А совершенства, идеала - нет, и не бывает. Нет Богинь на этой Земле... Даже те женщины, внешностью которой вы восхищаетесь, они все равно в чем-то несовершенны - у кого-то возможно родинка не там, шрамик там, прыщик, кроме того, тот голливудский идеал, на который многие ориентируются - это тонны косметики, самые дорогие в мире гримеры, пластические операции... в жизни они выглядят совсем не так прекрасно, как на экране...
Вот только поймите правильно, я не считаю, что внешность совсем не важна, мне моя некрасивость тоже много проблем в жизни создала и кучу комплексов... но это не та причина, из-за которой стоит убивать себя... с этим можно приноровиться жить, и поверьте, если бы это было моей единственной проблемой в жизни, я была бы счастливейшим человеком на планете... 
А тот мужчина, о котором вы говорите - да почему же вы считаете, что ему нужен весь этот "глянцевый гламур"? Может быть ему это не нужно абсолютно, и если он действительно умен, интеллигентен, образован, то это ему совершенно точно ни к чему... а вы, пытаясь привнести это в его жизнь, только создадите ему дискомфорт... Вспомните Эшли и Мелани из "Унесенных ветром" - они были близки именно внутренне, духовно, хотя Мелани была очень простенькая внешне, но Эшли не нужен был никто, кроме Мелани... ему не нужна была гораздо более яркая и красивая, но совершенно не близкая ему по духу Скарлетт...

----------


## Orsana

> О, как грубо!.. 
> Киборгизация неизбежна, – таков путь Нового, впервые в истории Разумного Человечества, как по мне – и все те, кто ныне боится и «против», – всего лишь проигрывают от своего промедления и всеми своими протестами лишь зачем-то откладывают наступление Новой, Искусственной Эры, – не «поддельной», но являющейся чистым Искусством по сути своей. Искусством Жить, искусством любить свою жизнь, никогда-никогда не задумываясь о СУ. Можно оттягивать неизбежное, – но всё же однажды оно непременно случиться и Вы проснётесь в мире, в котором не будет более никого «настоящего», – все будут киборгами, полумашинами, рождёнными во плоти, воплотившимися в металле.

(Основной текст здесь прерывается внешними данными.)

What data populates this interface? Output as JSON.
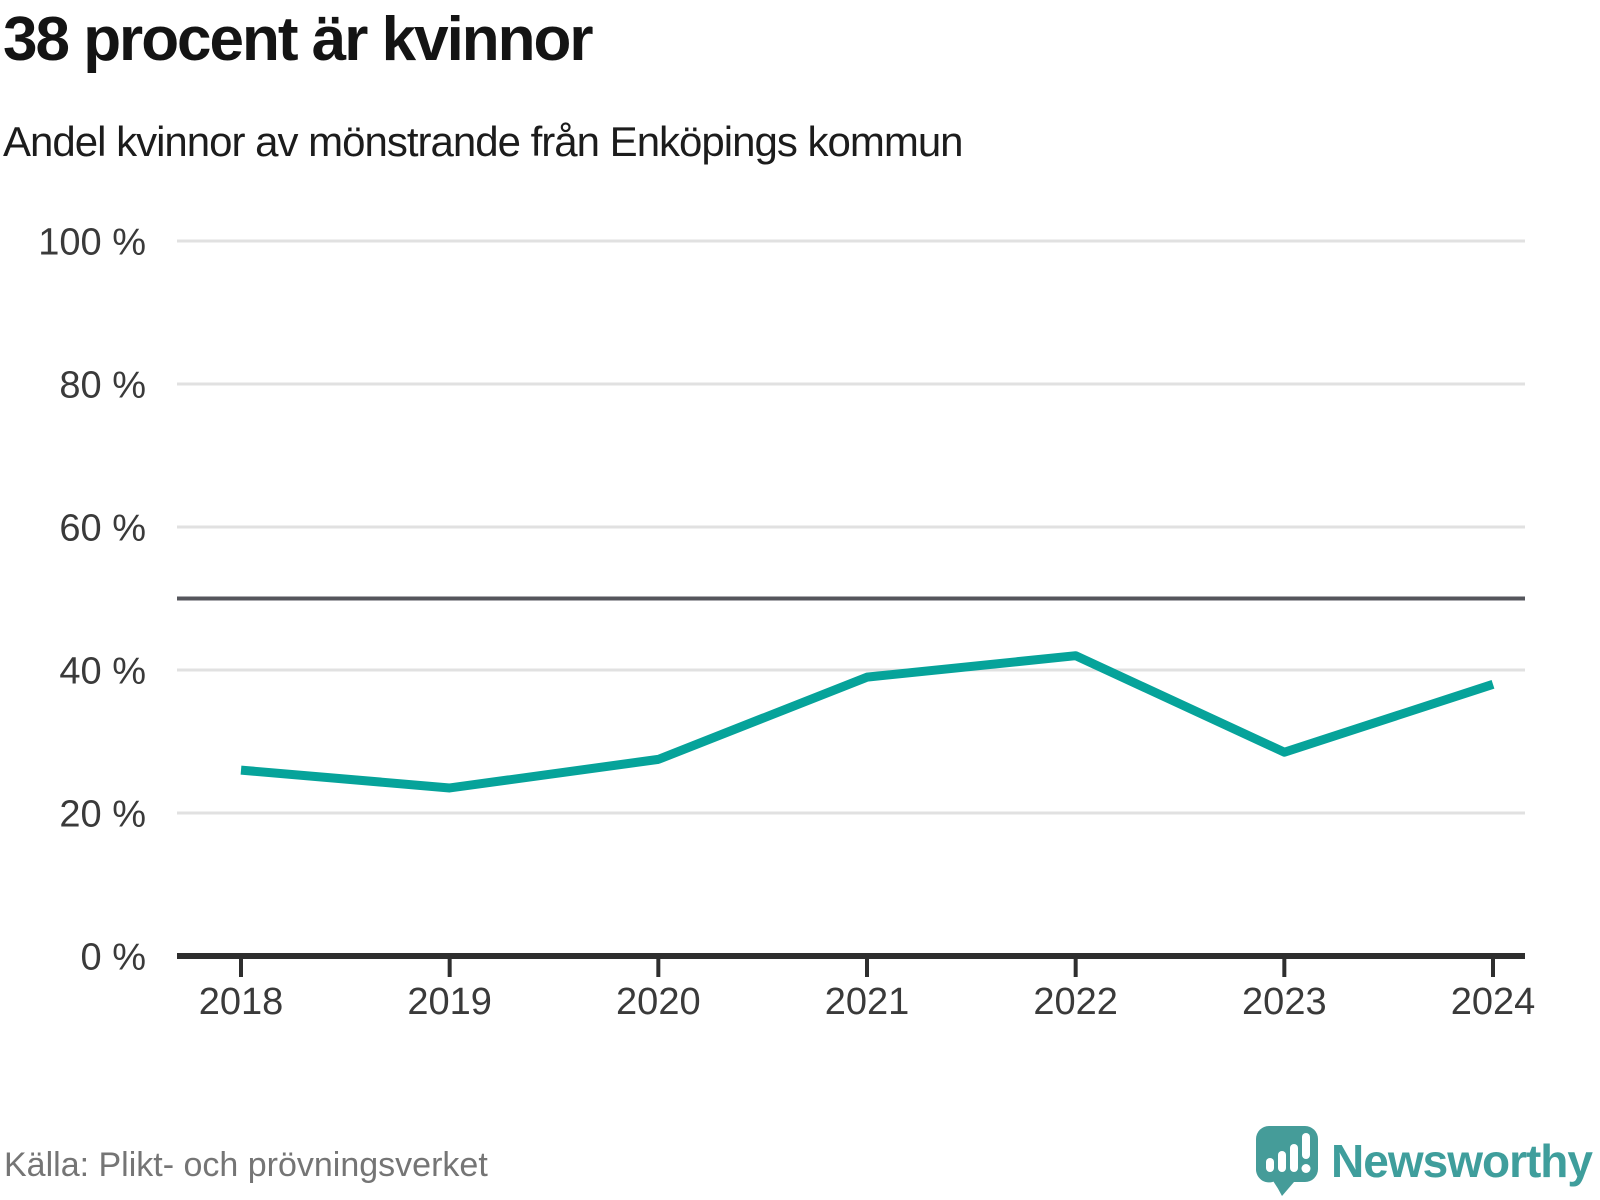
{
  "header": {
    "title": "38 procent är kvinnor",
    "subtitle": "Andel kvinnor av mönstrande från Enköpings kommun"
  },
  "chart_data": {
    "type": "line",
    "title": "38 procent är kvinnor",
    "subtitle": "Andel kvinnor av mönstrande från Enköpings kommun",
    "categories": [
      "2018",
      "2019",
      "2020",
      "2021",
      "2022",
      "2023",
      "2024"
    ],
    "series": [
      {
        "name": "Andel kvinnor av mönstrande",
        "values": [
          26,
          23.5,
          27.5,
          39,
          42,
          28.5,
          38
        ]
      }
    ],
    "unit": "%",
    "ylim": [
      0,
      100
    ],
    "yticks": [
      0,
      20,
      40,
      60,
      80,
      100
    ],
    "ytick_suffix": " %",
    "reference_line": 50,
    "grid": true,
    "legend": "none",
    "colors": {
      "line": "#06a39a",
      "reference_line": "#55565c",
      "gridline": "#e1e1e1",
      "axis": "#2e2e2e",
      "tick_label": "#3a3a3a"
    }
  },
  "footer": {
    "source": "Källa: Plikt- och prövningsverket",
    "logo": {
      "text": "Newsworthy",
      "icon": "newsworthy-speech-bubble-bar-chart-icon",
      "color": "#3f9e9c",
      "icon_color": "#459c99"
    }
  }
}
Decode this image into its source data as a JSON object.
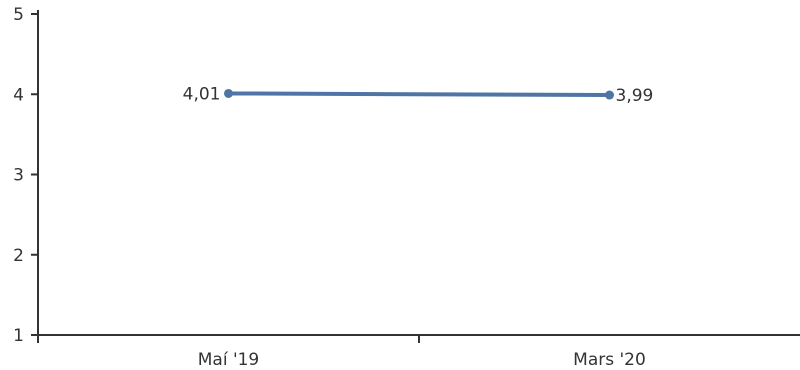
{
  "chart_data": {
    "type": "line",
    "categories": [
      "Maí '19",
      "Mars '20"
    ],
    "series": [
      {
        "values": [
          4.01,
          3.99
        ],
        "value_labels": [
          "4,01",
          "3,99"
        ],
        "color": "#4e75a4"
      }
    ],
    "y_ticks": [
      "1",
      "2",
      "3",
      "4",
      "5"
    ],
    "ylim": [
      1,
      5
    ],
    "grid": false,
    "legend": "none"
  }
}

 Нет, надеюсь, я до этого не доживу. Грубо, а Вы как хотели? Если кто посмеет мне навязывать такой путь, еще и не такое получит...
Это не боязнь, здесь гораздо более глубокие причины... я не являюсь сторонником Поля Брэгга, но одна фраза из его книги мне врезалась в память на всю оставшуюся жизнь (может быть, цитата не точная, но как-то так): "секунда за секундой, минута за минутой, час за часом наше верное, преданное сердце работает, чтобы сохранять жизнь". Я люблю свое сердце, я благодарна ему за его Дар. Оно, сердце, дарит мне жизнь, благодаря его неустанной работе днем и ночью я живу, и после этого я его предам, заменю на какой-то вонючий механический насос? Я не смогу жить и уважать себя после этого... вот тогда точно только один путь - выйти в окно... но в общем, я думаю и надеюсь, такого и не будет никогда...
Вот это и есть "искусство любить свою жизнь", а не чужеродные железки...
Если наше будущее таково - то я хочу умереть, не дожив до такого будущего. 
Не, железки (механизмы) я тоже очень люблю и уважаю, но только не в виде протезов...

----------


## Unity

> Нет Богинь на этой Земле...


 Есть среди девчонок «богини», – и, наверное, именно поэтому я и выросла Би.
Парни бывают красивыми, – но ведь девчонок-красоток – пруд пруди! Некоторые из них кажутся идеальными, – с косметикой и без неё – главного ведь не спрячешь, – чарующую гармонию образа, обусловленную первоклассной наследственностью. Такие сестрёнки прекрасны, – вечером и поутру, в ночнике и под дождём, с поплывшей тушью…  :Mad: 



> А тот мужчина, о котором вы говорите - да почему же вы считаете, что ему нужен весь этот "глянцевый гламур"? Может быть ему это не нужно абсолютно, и если он действительно умен, интеллигентен, образован, то это ему совершенно точно ни к чему...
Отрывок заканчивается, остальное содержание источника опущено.